By any standard, Gracie Gold is an accomplished skater and an admirable athlete—yet her 2016 hasn’t been quite as smooth as she may have hoped.
Gold recently came in fifth place at this year’s Skate America competition, certainly nothing to sneeze at but also not quite the victory she might have imagined. What’s more troubling, though, is her ongoing struggle with body image, weight perceptions, and the pressure imposed by athletic competition.
To her credit, Gold has opened up about these issues and really done a lot to fight back against the stigma that so often accompanies discussion of body image and weight ideals.

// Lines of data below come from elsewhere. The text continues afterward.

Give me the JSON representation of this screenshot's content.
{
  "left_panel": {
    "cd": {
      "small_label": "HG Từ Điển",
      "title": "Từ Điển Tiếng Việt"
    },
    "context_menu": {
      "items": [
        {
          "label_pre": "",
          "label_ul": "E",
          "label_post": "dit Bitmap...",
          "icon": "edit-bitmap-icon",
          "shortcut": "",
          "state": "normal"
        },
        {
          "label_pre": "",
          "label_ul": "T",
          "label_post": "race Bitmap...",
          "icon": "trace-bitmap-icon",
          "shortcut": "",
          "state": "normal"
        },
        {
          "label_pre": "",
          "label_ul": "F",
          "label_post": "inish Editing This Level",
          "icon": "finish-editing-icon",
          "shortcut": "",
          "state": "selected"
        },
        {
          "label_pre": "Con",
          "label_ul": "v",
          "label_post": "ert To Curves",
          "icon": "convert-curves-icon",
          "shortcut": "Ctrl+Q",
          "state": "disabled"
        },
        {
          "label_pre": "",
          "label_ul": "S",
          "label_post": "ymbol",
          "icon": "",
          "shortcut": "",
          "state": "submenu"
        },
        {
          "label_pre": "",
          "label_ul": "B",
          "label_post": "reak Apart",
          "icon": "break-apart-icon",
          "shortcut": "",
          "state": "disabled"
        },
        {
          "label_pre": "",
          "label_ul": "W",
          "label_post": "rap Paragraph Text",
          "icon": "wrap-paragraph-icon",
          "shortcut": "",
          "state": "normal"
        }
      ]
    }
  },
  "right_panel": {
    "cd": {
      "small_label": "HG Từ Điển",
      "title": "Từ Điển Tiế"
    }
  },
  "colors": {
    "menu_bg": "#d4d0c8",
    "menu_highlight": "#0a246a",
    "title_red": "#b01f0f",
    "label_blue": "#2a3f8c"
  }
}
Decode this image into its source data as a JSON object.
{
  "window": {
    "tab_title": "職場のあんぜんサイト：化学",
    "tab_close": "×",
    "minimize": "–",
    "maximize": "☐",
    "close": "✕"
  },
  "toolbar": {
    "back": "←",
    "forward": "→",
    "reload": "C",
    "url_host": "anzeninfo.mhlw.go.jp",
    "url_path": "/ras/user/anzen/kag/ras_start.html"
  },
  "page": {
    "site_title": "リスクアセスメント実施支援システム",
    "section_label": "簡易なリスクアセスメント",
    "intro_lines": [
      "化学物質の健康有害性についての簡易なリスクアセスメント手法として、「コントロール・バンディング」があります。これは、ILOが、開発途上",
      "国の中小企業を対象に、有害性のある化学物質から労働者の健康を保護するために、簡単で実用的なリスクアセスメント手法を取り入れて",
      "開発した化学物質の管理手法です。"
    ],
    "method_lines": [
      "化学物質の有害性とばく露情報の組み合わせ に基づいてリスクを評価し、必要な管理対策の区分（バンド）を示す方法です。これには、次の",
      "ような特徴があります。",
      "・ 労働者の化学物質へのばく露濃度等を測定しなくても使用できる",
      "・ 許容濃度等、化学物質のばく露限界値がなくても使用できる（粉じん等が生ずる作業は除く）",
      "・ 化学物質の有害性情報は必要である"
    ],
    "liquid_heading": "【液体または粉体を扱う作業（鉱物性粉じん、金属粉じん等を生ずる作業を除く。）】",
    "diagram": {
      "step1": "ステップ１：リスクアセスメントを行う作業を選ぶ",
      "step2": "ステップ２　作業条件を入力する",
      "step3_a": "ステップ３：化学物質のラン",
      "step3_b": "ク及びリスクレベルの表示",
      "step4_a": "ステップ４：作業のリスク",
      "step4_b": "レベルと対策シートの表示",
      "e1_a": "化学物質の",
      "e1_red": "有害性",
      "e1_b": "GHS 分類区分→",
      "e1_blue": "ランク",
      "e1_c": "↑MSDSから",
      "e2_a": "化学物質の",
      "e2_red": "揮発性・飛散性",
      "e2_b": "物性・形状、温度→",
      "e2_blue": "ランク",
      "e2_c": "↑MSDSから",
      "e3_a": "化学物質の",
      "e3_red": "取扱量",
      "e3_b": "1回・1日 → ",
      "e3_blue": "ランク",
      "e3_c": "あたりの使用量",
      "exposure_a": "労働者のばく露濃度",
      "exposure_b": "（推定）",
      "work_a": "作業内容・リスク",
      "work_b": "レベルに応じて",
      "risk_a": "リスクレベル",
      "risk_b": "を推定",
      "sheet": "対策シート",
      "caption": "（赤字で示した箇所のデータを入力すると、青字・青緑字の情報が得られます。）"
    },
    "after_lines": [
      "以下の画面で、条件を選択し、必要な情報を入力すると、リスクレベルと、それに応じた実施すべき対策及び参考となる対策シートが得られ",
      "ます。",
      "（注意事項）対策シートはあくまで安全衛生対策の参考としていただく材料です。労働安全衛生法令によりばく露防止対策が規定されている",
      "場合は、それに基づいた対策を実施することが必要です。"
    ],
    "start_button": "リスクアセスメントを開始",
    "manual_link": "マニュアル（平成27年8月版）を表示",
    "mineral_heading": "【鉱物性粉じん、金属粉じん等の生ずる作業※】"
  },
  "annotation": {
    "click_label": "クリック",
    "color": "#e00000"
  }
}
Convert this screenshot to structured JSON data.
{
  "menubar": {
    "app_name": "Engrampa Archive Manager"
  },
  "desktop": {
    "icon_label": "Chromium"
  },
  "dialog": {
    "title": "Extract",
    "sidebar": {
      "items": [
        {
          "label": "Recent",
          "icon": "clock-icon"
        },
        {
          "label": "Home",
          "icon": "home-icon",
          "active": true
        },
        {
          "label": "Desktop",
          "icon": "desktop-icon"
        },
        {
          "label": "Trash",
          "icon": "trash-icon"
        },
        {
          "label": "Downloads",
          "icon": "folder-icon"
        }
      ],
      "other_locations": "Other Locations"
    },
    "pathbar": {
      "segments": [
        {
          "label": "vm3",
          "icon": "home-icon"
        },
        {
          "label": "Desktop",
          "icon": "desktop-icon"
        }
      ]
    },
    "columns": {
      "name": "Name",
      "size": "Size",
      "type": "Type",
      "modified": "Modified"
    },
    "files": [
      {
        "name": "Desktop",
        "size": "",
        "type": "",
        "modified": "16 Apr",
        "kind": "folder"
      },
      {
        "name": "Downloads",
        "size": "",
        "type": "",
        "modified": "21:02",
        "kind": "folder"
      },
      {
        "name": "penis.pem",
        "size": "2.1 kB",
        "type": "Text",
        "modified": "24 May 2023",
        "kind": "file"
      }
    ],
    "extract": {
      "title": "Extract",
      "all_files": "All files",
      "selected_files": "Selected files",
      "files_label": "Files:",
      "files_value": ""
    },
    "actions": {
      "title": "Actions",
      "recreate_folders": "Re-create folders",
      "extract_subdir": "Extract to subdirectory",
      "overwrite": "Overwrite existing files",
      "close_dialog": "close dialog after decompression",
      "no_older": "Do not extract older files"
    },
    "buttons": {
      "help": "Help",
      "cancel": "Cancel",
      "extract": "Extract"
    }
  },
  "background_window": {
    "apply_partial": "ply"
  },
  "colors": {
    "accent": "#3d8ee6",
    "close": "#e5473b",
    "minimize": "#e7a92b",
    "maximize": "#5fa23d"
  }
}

“You don’t often see — there aren’t that many — you just don’t see overweight figure skaters for a reason,” Gold has said. “It’s just something I’ve struggled with this whole year and in previous seasons. It’s just difficult when you’re trying to do the difficult triple jumps. It’s something that I am addressing, but it’s obviously not where it should be for this caliber of competition.”
Gold’s performance at Skate America involved a couple of falls, something she attributed at least partly to her body type.
“It’s just not what’s required for this sport. It’s a lean body sport, and it’s just not what I have currently,” she notes. She has also said that, in order to perform better at future competitions, she would need to “adjust [her] physical shape.”
Body Image and Athletics
Gold’s experience—which she later clarified a bit in an Instagram post—is one that will surely ring true with many who have participated in sports at any level—from high school on up through the pros. Simply put, most sports come with pre-conceived notions of what a real contender must look like—leanness for skaters and gymnasts, bulky muscles for football players and boxers, and on down the list.
The thing is, not everyone who participates in these sports is going to match that ideal 100 percent—yet the pressure to conform, and the ease of attributing poor performance on a suboptimal body type, are all too real. Those who play sports often find themselves under constant pressure to look a certain way or to hit a target weight—and it’s no surprise that that pressure, and the associated stress, often lead to struggles with eating disorders.
“When the pressures of athletic competition are added to an existing cultural emphasis on thinness, the risks increase for athletes to develop disordered eating,” notes the National Eating Disorder Association.
NEDA continues: “In a study of Division 1 NCAA athletes, over one-third of female athletes reported attitudes and symptoms placing them at risk for anorexia nervosa. Though most athletes with eating disorders are female, male athletes are also at risk—especially those competing in sports that tend to place an emphasis on the athlete’s diet, appearance, size, and weight requirements, such as wrestling, bodybuilding, crew, and running.”
An Everyday Challenge—and Everyday Hope
We began this post with a story about a fairly well-known athlete—but the truth is, this is something that impacts many people every single day. It’s an all-too familiar story, one in which people feel pressured to conform, pushed to fit a certain mold, going beyond their means and ultimately facing enormous consequences for their own health and wellbeing. Because this problem is so ordinary, it’s important to know the signs and symptoms of eating disorders—but also to know that a truly healthy lifestyle is possible, and ongoing recovery is attainable.